Captain Fitzgerald and Lieutenant Landers both heard the bugle call, and they
promptly answered “Here!” They left home and family and did their bit, and now
that the war is over, they have answered the roll call of their friends and
next Monday they are in the hands of their comrades. Which shall it be, Sam
Landers or Comrade Fitzgerald? It is a mighty ticklish question to decide, but
if they divide the soldier vote and the vote of all the dear mothers and wives
and sisters of the soldier boys, is there not a danger of the man who stayed at
home enjoying the emoluments of office while they were in the trenches, being
elected?
The writer does not know Comrade
Fitzgerald, but has known Sam Landers for the past twenty years, and remembers Sam’s
soapbox oratory in the interests of labor. We have always found him true to
principle.
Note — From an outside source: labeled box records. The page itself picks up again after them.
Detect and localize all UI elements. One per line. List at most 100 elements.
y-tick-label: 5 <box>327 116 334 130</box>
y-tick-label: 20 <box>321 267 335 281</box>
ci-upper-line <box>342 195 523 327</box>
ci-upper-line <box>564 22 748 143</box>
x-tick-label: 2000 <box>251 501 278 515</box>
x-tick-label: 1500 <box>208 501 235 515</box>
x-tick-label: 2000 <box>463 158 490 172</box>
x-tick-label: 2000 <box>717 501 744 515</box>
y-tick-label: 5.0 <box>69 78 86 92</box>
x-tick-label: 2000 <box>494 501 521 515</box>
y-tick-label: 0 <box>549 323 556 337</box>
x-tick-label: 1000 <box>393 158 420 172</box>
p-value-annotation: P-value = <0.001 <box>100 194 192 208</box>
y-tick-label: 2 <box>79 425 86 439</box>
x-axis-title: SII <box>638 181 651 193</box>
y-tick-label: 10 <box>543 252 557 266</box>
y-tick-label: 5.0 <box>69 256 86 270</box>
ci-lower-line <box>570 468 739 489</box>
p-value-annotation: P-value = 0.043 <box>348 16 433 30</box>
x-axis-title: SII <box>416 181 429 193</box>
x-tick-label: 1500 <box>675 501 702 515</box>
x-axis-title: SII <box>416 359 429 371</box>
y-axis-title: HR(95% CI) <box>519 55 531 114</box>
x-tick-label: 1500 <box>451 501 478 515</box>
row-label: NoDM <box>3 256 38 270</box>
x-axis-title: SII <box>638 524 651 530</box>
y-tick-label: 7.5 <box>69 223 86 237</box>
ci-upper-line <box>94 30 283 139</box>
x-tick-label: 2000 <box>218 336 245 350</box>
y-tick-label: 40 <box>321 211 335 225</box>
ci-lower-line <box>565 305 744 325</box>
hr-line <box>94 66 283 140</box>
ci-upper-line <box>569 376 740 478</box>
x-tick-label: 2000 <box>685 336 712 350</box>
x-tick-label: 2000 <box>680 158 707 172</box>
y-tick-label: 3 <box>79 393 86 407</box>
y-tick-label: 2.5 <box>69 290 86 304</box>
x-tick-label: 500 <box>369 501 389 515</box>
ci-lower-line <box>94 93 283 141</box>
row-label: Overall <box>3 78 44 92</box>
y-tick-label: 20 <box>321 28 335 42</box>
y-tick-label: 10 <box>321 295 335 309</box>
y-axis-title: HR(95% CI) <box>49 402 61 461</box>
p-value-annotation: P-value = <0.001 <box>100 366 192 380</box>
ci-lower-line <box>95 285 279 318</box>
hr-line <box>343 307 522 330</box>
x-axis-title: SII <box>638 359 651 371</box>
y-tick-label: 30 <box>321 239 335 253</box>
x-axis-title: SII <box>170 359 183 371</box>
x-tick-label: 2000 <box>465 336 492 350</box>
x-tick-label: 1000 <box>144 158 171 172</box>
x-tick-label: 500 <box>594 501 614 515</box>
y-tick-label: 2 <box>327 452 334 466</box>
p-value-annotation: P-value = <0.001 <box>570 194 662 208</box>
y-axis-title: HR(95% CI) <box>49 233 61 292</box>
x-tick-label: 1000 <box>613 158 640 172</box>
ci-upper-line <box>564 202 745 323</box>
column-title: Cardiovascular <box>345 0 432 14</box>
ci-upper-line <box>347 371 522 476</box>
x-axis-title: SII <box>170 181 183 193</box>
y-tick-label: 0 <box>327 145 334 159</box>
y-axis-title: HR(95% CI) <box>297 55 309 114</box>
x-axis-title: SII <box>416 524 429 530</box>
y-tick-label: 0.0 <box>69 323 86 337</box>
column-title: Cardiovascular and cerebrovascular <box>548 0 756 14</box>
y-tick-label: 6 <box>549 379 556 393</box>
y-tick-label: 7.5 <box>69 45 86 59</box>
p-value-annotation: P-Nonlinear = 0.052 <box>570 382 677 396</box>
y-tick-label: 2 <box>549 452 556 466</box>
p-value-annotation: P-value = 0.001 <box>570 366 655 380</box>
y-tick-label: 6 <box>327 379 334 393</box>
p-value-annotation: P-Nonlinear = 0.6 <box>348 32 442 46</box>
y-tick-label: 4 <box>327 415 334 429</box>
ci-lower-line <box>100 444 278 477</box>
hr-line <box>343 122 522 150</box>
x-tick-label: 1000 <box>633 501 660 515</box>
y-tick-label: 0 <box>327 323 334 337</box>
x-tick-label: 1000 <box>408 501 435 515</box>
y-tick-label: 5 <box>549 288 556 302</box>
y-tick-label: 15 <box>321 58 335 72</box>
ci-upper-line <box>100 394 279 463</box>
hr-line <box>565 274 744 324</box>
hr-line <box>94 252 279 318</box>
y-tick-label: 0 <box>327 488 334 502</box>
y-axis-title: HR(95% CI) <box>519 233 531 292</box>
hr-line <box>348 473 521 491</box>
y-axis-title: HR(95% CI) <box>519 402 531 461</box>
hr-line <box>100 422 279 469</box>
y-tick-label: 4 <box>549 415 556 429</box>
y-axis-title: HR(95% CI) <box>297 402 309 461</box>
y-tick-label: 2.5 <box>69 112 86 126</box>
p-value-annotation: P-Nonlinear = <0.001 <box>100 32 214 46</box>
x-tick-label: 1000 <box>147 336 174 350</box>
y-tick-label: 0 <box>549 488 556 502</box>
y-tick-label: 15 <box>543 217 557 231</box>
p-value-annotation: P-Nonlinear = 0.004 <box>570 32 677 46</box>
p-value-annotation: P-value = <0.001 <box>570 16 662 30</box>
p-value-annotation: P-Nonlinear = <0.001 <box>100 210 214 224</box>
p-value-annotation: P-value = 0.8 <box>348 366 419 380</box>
When he came to Hamilton, he had a cash capital of thirty-two cents,
which a kind-hearted boarding house lady refused to take after she had filled
his empty stomach with a hot dinner. There was not a lazy bone in Sam’s body,
for he started into work that afternoon on a city stone pile, finding nothing
better to tackle. Later he got a job in the W. E. Sanford clothing factory, and
held it for seventeen years, when he became a representative of labor in the
garment workers’ union. But what is the use of going over over the history? Sam
has made good in everything he has been called to. The best thing he ever did
was to marry a native girl of Hamilton, and she has been a tower of strength to
Sam. Now he is a candidate for office, and hunt as they may his opponents
cannot find anything real mean to say about him, although some of them are
trying hard to knock him. The soldier boys and a majority of the labor union
men, and every woman in the east end will vote for Sam Landers next Monday, and
mark their ballots with four No's ’n the referendum question.